As the leader of the Glee Club, Mr. Schuester was not afraid to sing along with his students. He performed with them several times, often crossing the boundaries of appropriate student/teacher behavior. Nowhere is this lack of boundaries more apparent than in his rendition of Robin Thicke’s “Blurred Lines”.

mr. Schue plays this downright insulting song during Season 5, along with a chorus of college students twerking around him. The lyrics to the song are bad enough, but Mr. Schue’s willingness to let students dance around and, in some cases, be inappropriately close to him may be the worst thing the teacher has ever done.

give me more

Some fans willingly ignore some of cheerfulness‘s most problematic elements. But even the most passionate of Gleeks can’t forgive the unfair and cruel treatment of Britney Spears during Season 4’s now infamous “Britney 2.0” episode. The story sees Brittany collapse in a similar fashion to Spears’ very public 2007 troubles.
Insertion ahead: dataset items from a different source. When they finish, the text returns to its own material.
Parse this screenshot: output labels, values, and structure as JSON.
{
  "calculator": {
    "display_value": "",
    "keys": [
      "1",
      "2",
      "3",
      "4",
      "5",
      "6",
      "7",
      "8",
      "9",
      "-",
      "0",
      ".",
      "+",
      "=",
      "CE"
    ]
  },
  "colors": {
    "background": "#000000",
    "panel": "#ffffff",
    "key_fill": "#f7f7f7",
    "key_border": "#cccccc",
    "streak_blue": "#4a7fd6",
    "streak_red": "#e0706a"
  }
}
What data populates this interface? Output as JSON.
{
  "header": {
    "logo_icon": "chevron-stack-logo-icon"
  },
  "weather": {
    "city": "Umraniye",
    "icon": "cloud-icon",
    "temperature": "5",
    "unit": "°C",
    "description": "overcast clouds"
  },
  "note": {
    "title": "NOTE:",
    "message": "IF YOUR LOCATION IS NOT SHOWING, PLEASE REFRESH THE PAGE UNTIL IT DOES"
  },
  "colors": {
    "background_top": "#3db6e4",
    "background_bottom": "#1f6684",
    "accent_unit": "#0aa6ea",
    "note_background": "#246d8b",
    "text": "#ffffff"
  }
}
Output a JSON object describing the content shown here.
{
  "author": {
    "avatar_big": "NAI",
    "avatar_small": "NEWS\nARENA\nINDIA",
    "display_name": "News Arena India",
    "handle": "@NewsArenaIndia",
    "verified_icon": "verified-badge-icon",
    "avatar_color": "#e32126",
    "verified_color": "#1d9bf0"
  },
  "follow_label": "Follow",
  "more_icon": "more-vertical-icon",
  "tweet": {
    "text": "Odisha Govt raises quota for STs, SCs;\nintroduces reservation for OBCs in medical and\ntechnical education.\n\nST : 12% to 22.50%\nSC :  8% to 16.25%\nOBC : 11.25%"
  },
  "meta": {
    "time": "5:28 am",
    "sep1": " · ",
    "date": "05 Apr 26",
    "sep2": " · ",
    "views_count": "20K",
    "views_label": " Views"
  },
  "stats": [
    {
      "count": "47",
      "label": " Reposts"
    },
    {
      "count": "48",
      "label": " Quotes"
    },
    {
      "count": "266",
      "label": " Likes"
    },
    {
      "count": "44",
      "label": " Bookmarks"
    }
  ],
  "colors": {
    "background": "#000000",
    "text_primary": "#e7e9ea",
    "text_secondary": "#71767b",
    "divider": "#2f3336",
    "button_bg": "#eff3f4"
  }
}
The show even goes so far as to recreate some of her most vulnerable moments, including her infamous 2007 VMA appearance.

Spears granted the show the rights to its entire music catalog, in hopes of one of cheerfulness‘s famous tribute. Instead of, cheerfulness flatly mocked her and reduced her struggle to a punch line. In the wake of the #FreeBritney movement, ‘Britney 2.0’ becomes the perfect example of how unfair and cruel the media has behaved towards Spears.